WASHINGTON — Veterans of the 1991 Persian Gulf War were at least twice as likely to be diagnosed with Lou Gehrig’s disease as non-Gulf veterans or other people younger than 45, according to studies published Monday.
The findings, reached separately, came almost two years after Veterans Affairs Secretary Anthony Principi decided, based on early findings, that the VA would offer health care and other survivor benefits to Gulf War veterans with Lou Gehrig’s disease, amyotrophic lateral sclerosis, ALS. That marked the first time the government acknowledged a scientific link between service in the Gulf and a specific disease.
The VA study and one led by researchers at the University of Texas Southwestern Medical Center in Dallas appear today in Neurology, a peer-reviewed journal.
Always fatal, the disease causes the gradual death of nerve cells that control muscle movement and results eventually in paralysis and death. Its cause is unknown, and there remains no cure.

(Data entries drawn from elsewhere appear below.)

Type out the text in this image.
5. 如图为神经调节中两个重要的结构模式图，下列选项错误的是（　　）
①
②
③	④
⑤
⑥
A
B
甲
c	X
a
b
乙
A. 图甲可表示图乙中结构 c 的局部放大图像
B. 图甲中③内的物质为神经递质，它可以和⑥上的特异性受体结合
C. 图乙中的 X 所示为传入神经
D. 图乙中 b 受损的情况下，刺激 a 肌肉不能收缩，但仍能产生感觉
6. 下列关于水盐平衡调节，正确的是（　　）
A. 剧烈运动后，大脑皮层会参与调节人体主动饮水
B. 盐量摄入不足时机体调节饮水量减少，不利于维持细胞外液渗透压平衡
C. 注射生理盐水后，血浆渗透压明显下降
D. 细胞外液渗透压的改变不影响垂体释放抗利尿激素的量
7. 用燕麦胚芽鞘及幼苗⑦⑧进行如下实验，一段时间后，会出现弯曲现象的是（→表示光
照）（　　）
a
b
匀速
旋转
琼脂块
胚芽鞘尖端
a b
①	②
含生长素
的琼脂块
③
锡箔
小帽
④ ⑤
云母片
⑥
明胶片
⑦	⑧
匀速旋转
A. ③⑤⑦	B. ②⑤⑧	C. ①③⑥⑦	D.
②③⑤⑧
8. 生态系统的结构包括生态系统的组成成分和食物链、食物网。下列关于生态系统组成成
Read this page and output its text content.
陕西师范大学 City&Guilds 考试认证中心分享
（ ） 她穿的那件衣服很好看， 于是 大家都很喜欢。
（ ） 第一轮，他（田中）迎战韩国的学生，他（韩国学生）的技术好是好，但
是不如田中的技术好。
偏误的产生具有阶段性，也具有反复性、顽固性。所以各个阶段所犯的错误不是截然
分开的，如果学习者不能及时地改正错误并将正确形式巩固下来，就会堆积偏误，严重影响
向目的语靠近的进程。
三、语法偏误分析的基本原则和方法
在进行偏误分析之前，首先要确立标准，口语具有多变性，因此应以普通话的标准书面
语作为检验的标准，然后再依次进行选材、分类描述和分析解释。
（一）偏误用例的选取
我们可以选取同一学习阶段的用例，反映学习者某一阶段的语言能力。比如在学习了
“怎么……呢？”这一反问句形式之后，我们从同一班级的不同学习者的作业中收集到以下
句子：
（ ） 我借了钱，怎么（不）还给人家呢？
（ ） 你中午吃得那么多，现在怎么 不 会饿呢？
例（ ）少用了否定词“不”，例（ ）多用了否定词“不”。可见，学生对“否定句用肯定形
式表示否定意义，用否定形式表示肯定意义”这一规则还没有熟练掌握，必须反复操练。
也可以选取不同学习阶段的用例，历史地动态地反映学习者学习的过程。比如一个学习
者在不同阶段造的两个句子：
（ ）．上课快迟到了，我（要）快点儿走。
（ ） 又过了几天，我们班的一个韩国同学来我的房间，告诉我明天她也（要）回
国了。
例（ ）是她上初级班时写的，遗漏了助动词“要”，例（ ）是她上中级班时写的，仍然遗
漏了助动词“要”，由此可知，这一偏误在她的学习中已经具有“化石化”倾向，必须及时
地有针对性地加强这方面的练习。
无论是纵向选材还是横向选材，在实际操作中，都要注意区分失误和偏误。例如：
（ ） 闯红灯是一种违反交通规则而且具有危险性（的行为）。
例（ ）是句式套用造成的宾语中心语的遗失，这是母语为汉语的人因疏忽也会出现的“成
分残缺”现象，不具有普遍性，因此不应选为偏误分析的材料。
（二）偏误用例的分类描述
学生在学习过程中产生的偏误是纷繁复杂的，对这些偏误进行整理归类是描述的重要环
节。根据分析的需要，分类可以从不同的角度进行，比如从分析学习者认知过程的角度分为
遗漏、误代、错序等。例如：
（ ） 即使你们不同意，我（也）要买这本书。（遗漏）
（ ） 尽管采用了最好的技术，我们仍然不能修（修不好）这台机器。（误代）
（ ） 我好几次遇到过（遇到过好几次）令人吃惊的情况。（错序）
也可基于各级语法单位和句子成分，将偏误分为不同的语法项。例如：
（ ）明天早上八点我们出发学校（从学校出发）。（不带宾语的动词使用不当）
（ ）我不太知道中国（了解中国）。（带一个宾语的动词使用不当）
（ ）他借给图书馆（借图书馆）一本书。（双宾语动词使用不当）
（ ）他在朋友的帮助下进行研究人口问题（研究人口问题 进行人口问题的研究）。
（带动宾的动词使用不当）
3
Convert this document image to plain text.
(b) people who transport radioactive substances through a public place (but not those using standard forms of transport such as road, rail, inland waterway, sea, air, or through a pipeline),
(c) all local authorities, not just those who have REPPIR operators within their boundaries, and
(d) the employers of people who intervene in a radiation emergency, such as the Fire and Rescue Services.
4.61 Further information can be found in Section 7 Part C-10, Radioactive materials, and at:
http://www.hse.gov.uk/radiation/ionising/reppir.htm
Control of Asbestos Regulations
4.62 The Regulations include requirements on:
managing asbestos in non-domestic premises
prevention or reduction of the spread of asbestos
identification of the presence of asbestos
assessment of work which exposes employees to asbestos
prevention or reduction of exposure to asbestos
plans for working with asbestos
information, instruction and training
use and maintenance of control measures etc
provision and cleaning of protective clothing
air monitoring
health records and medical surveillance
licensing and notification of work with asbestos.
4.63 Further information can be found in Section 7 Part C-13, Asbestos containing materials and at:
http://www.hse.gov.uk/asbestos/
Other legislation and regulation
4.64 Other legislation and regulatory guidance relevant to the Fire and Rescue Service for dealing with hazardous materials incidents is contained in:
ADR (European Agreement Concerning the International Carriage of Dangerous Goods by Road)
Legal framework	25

The VA found 40 veterans with the disease. The University of Texas center’s study found 20. Some cases may have overlapped as the Texas researchers did not have access to all records available to VA.
VA researchers found that military personnel deployed to the Gulf War region during the conflict stood twice the risk of suffering ALS compared with nondeployed military.
Members of the Army and Air Force had higher risk.
The Texas Southwestern study compared the number of cases of ALS in Gulf War veterans between 1991 and 1998 to the number of cases expected each year in the same age group — 45 or younger — in the general population.
From 1991 to 1994, the number of cases was no different from what would have been expected. But by 1998, the number was almost three times greater than what was expected.